UCLA researchers in the Department of Mathematics and Department of Computer Science have developed a novel hybrid Lagrangian/Eulerian approach to simulate frictional contact in thin codimensional elastic objects, such as cloth, hair, and knit. It allows a more smooth and vivid animation of those objects with faster speed and higher robustness.
Physically-based animation of elastic surfaces and curves has been an essential aspect of computer graphics. The collision and contact phenomena are essential for the richness and realism provided by physics based simulation. However, the thin nature of materials such as clothing, hair and knit makes collision detection and resolution challenging for modern visual effects.
The typical elastic surface or curve simulation method takes a Lagrangian approach. It is beneficial because it naturally allows for tracking of the codimensional manifold, however collision must then be detected and resolved separately. Eulerian methods are promising alternatives because collision processing is automatic and while this is effective for volumetric objects, advection of a codimensional manifold is too inaccurate in practice.
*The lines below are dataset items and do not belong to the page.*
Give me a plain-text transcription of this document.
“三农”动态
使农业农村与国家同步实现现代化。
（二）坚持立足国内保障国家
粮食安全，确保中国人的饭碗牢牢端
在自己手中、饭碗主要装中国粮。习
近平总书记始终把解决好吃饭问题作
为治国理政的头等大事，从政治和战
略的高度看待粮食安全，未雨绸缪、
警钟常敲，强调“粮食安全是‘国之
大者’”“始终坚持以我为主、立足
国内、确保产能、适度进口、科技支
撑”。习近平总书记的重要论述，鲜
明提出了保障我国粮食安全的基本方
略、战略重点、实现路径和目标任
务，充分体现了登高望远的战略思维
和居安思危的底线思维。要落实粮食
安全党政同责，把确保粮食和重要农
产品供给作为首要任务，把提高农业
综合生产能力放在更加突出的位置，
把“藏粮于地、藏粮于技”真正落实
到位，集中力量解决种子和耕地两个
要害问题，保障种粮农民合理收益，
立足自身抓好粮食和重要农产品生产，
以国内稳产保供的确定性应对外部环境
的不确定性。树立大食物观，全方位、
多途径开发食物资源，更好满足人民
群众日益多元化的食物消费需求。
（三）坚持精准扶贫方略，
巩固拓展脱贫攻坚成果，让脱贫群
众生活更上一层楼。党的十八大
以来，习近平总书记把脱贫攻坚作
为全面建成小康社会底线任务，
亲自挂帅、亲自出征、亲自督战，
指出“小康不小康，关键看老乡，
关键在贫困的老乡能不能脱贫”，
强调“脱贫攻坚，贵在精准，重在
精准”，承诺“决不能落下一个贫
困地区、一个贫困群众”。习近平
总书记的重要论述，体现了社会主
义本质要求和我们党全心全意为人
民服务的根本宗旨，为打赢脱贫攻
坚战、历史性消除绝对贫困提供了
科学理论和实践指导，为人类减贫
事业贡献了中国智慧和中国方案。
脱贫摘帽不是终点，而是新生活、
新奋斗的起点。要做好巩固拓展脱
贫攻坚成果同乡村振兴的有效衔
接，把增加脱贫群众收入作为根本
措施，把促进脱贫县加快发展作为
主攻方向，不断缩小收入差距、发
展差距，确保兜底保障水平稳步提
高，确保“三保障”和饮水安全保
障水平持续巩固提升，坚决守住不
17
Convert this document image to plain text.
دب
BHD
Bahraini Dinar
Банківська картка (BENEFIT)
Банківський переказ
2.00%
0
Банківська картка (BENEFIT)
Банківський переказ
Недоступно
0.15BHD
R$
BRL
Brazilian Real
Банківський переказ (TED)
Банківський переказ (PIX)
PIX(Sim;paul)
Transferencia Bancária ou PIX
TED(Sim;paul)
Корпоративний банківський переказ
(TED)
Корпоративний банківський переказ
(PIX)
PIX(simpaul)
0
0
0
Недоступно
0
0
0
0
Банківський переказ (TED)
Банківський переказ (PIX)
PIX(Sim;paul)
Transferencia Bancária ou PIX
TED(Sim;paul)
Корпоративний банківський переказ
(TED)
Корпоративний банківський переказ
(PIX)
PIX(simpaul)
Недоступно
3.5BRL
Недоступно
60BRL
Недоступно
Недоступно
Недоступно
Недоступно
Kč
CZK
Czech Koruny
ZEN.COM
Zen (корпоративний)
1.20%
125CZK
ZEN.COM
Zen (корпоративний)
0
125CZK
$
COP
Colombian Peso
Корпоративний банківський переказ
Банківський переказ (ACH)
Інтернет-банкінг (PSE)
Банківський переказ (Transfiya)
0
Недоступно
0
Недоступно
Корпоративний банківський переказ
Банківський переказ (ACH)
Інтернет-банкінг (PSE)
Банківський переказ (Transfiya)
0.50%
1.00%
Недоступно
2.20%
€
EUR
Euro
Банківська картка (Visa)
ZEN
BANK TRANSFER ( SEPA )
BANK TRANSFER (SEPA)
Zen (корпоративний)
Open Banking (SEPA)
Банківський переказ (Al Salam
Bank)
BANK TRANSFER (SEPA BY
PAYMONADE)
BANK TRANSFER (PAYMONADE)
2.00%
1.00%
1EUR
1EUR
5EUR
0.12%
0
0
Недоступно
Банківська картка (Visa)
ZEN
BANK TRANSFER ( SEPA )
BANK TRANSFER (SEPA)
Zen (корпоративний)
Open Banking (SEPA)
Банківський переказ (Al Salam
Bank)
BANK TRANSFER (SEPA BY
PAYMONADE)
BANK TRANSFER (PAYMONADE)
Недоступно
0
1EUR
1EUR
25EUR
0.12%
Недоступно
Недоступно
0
UCLA researchers have proposed a novel hybrid Lagrangian/Eulerian approach that preserves the best aspects of both aforementioned views. They have defined their collision response with a novel elastoplastic constitutive model, which separately characterizes the response to manifold strain as well as shearing and compression in the directions orthogonal to the manifold. Collision intensive scenarios with millions of degrees of freedom require only a few minutes per frame and examples with up to one million degrees of freedom run in less than thirty seconds per frame. Since the approach is based on a volumetric continuum assumption that includes the contact/ collision response in the constitutive model, it has many speed and robustness advantages, and doesn’t require post process modeling.